One floor, one room, circular, seven cells lined side by side, separated by thick walls, their half-open faces locked by matrix-carved metal and floored by matrix-carved stone. Skeleton cages. My prisoners were put in cells north of the entrance, in view of each other and any visitors who bequeathed them a visit. Klisa was near death—a Duros did not do well with skeleton cages. Muraad, however, had enough in him to raise his head—a Duros he might be, but a Leaf’s capacity and constitution outstripped a Tripler’s many times over. His people did not do so well. Deedmo and Togan were slumped over each other, naught but a spark left in what was soon to be their corpses.
“Why am I alive?” Muraad asked.
I drew closer to him. He was no longer the debonair Leaf back from his victorious conquest. Time in the dungeon had brought him low. Already, his bulk had diminished. Lustrous locks of hair had gone wild, going from the yellow of a noon sun to an ashen blonde. In the corner lay the metal plates of his armor, too heavy to wear. Leaning against the wall was his greatsword, too heavy to wield. Loose silk and leather hung from him, dirtied and scuffed.

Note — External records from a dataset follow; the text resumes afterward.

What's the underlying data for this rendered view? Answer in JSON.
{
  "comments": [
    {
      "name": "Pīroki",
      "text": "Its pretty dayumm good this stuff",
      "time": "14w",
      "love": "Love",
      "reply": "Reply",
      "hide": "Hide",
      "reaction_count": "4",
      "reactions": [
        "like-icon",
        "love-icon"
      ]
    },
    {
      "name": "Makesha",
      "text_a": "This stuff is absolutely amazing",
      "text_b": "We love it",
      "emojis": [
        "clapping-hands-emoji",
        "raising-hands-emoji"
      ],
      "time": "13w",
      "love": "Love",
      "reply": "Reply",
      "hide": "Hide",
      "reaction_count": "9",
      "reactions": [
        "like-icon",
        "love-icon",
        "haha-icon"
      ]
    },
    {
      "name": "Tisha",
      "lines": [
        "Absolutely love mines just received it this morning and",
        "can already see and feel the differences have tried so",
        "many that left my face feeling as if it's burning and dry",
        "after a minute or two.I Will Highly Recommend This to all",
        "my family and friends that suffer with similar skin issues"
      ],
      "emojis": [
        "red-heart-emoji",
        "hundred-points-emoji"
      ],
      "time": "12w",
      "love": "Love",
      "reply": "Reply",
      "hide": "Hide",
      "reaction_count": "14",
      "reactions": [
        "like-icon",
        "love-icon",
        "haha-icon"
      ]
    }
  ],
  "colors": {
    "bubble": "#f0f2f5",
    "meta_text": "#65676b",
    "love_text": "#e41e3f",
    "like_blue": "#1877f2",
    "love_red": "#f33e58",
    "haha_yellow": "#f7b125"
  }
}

The sight brought me untold pleasure, satiating all the times in the distant past when I had the urge to bring him low but was forced to prop him ever higher.
I came to a stop before the metal bars that kept him a prisoner. “Because, as usual, I saved you from death. It is a wonder you’ve managed to stay alive in my absence.”

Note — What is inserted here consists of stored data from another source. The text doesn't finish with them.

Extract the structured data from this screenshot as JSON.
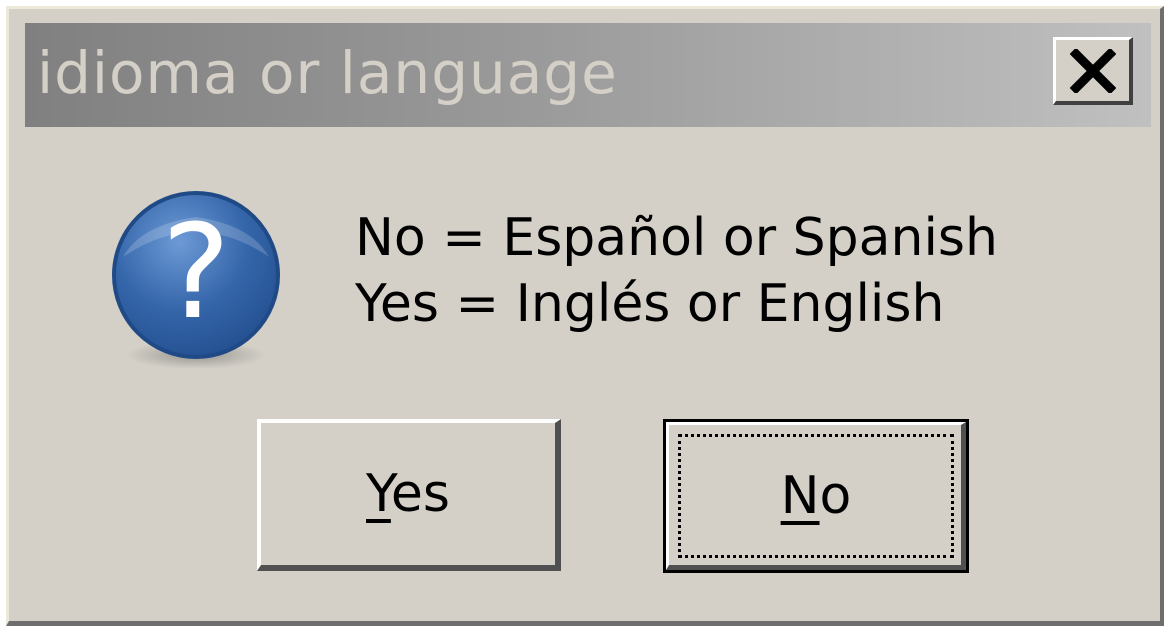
{
  "window": {
    "title": "idioma or language"
  },
  "icons": {
    "title_close": "close-icon",
    "dialog": "question-icon"
  },
  "message": {
    "line1": "No = Español or Spanish",
    "line2": "Yes = Inglés or English"
  },
  "buttons": {
    "yes": {
      "mnemonic": "Y",
      "rest": "es"
    },
    "no": {
      "mnemonic": "N",
      "rest": "o"
    }
  },
  "colors": {
    "dialog_bg": "#d4d0c8",
    "titlebar_inactive_start": "#808080",
    "titlebar_inactive_end": "#c0c0c0",
    "icon_blue": "#2f63a8"
  }
}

Face gaunt and eyes dead, he stared. “A hundred years was just about enough to wisen me. That and the many deaths I employed to weaken my enemies.”
“Yours?”
“The deaths? No.”
I titled my head, watching him with soulsight and seeing his darkness, pitch black and cavernous. “In your eyes, all who serve you are yours.”
“Their lives, yes,” he said. “Their bodies, their allegiance, their loyalty, their efforts, all mine. But their deaths were their own. As were their pains, their hopes, their pleasures, and all the other parts of them I had no use for.”
“Ah, I see. For a moment there, I had thought your claim of gaining wisdom held credence.”
His laughter sounded far more like wheezing. “Do not speak to me as though you are any better.”
“I am. And if anyone can tell the worth of a soul, it is me.”
“And all the lives you’ve taken?”
“Deserving.”
“And all the lives you’ve let die?”
“None by my hand.” I grinned and licked my lips. “I only claimed to be better than you. That is not as difficult as you might imagine, nor does it require feats of heroism.”
Muraad’s head fell tiredly. “I ask again—why am I alive?”
Getting the metal bars to retract back down into their holes was simple, a flick of my sensus altering the mesh of matrixes. Metal groaned out of my way, sinking and sending out plumes of earthen dust. Muraad raised his head once more, curious. The more I looked, the more I could see the man I remembered, see the pronounced bone structure he inherited from his father, or the glacial eyes he’d gotten from his grandmother, or, less agreeably, the hint of Merkusian in the way his face came together so handsomely. I took pleasure in seeing how his disheveled state added to his scar and further dampened his good looks.
“Because your pain will hurt them more than your death,” I said.
He laughed again, that same breathy chuckle. “They care not for my pain. My death, on the other hand, will lose them a puppet. That they will not stand for.”
“There is that, but you keep forgetting I can read souls. They love you, you know, my mother and brother.”
“I know, and I’ve told you why.”
I shook my head. “You were born before the war; my mother knew you before she became who she is.”
“The Queen? So?”
“Who she was loved you merely because you came from her well of life, and who she is remembers who she used to be—her who could still love, her who is now but a specter of what she has lost.”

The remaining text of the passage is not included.